There is no crisis in education and that’s the underlying problem
by: Charles Cirtwill
I’m told that during a recent talk to about 100 students studying to become teachers, a representative of the Nova Scotia Teachers Union announced that there is no crisis in education. That person is absolutely right, and that’s the problem.
In Nova Scotia—indeed, in almost all of Atlantic Canada—there isn’t a widespread crisis in education, at least from Grades Primary to 12. Yet for special needs children, for children of Mi’kmaq descent, for children in black communities, and for rural or poor children, the situation is significantly different. Positive improvements aside, I would argue that the evidence supports the continued use of the word “crisis.”
But for the vast majority of us, our schools are not failing. Our kids are graduating in large numbers, and a great many of them go on to further study or their first jobs. Results on our own local and provincial assessments, on the national assessments, and on international assessments tell us we are where we basically have been for several decades: right around, or just above, average.
Yes, our kids are getting a decent education; not the best in the developed world, but not the worst either. Indeed, I have visited some remarkable classrooms in this region with remarkable teachers, where I believe the students are getting some of the best education in the world. With heavy enrolment in fully funded, publicly delivered, highly homogenous programs such as French-language instruction, full immersion, or international baccalaureate education, many children get all of the benefits of exclusive private schools without the cost or the social stigma.
As a result, many parents, students, and teachers are reasonably happy with their schools on a day-to-day basis. Sure, if they visit Alberta or Ontario or Newfoundland and Labrador, they will likely come away with at least one “Why don’t we do that?” question. But they quickly forget it because other issues need more immediate attention and, after all, the system can’t be that bad since their school is generally OK most of the time.
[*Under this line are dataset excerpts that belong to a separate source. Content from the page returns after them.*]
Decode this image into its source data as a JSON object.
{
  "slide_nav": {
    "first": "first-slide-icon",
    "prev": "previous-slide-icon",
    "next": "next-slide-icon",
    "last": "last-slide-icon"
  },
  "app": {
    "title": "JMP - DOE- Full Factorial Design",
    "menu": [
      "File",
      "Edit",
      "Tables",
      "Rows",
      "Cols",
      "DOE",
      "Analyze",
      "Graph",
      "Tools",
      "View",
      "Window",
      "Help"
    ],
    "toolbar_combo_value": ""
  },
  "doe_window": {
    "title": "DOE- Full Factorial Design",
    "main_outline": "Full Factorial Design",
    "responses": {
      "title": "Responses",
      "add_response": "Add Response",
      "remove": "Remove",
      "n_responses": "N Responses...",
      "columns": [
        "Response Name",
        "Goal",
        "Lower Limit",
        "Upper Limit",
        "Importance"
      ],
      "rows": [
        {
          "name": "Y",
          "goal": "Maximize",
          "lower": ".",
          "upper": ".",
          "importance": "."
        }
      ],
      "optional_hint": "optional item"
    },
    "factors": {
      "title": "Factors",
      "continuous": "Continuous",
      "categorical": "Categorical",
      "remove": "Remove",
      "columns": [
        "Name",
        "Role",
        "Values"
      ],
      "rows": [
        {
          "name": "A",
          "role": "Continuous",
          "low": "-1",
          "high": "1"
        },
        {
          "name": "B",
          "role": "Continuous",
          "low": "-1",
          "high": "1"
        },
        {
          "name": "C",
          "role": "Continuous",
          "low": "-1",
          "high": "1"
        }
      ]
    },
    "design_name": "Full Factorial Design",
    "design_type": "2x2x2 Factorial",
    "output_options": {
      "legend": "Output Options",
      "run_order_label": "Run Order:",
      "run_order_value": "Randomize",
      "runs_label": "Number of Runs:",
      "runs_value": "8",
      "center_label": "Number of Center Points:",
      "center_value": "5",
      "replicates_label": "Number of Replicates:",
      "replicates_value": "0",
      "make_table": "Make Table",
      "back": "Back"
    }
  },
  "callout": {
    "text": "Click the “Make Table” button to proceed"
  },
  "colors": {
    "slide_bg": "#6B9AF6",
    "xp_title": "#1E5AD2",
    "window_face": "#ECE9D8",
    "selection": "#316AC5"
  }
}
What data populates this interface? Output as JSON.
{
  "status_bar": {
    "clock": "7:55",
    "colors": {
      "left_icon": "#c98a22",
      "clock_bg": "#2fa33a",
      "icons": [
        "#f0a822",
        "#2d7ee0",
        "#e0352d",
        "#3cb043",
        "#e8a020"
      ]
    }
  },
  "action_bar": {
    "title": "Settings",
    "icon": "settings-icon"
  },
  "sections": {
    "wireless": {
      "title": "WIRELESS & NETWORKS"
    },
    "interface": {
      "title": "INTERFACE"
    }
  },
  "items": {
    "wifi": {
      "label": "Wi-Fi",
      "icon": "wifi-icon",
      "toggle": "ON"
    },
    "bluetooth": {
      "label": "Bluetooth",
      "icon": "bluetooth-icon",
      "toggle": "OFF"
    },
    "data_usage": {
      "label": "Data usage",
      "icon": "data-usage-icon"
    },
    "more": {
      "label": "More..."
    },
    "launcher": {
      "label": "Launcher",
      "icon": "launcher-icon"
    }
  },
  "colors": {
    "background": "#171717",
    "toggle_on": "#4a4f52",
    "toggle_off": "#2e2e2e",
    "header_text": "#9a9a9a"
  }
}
As the grammatically incorrect saying goes, if it ain’t broke, don’t fix it. But it is broke. Despite the slow encroachment of choice into the monopoly system, it remains largely inflexible to individual need and special circumstances. It’s very much “top down” and “one size fits all.” The continued bleeding of not just the children of wealthy people but also the children of desperate or determined parents of less than significant means to private school or home schooling indicates we have a problem, and it’s a persistent one.
The results on the international assessments show us a worrying trend that suggests that while we stand still, others are moving past us or moving farther ahead. Living in a country with all of the advantages we have, “average” might have been great when only the most advanced OECD countries were in the mix, but as countries with real social and economic problems join the list of comparators, “average” becomes less a badge of honour and more a mark of shame.
For the past several years, I have been exposed to both the philosophy and the history of the “Edmonton miracle,” a remarkable shift from a top-down to a bottom-up education system. This approach is a remarkably empowering one for teachers, parents, and students. The system creates a lot of challenges for central-office types with centralization tendencies. This power transformation was even more exceptional because it was launched under the explicit constraint that the new approach would cost “not one dollar more” than the old one.
How is it that such a fundamental reform can not only happen but also have sufficient time to take root and then thrive? It was because of a crisis. Before the transformation, Edmonton was average; indeed, it was arguably failing—failing to educate, failing to graduate, failing to thrive. Parents were frustrated, teachers were frustrated, students were frustrated, the community was frustrated. So when the spark came in the form of administrators willing to give up their power and let teachers teach and parents choose, the tinder lit and the schools were transformed.
Every day I hope we’ll reach our crisis point in education, because until that day comes, “average” is the best we can ever hope to be.
Charles Cirtwill is President and CEO of the Atlantic Institute for Market Studies.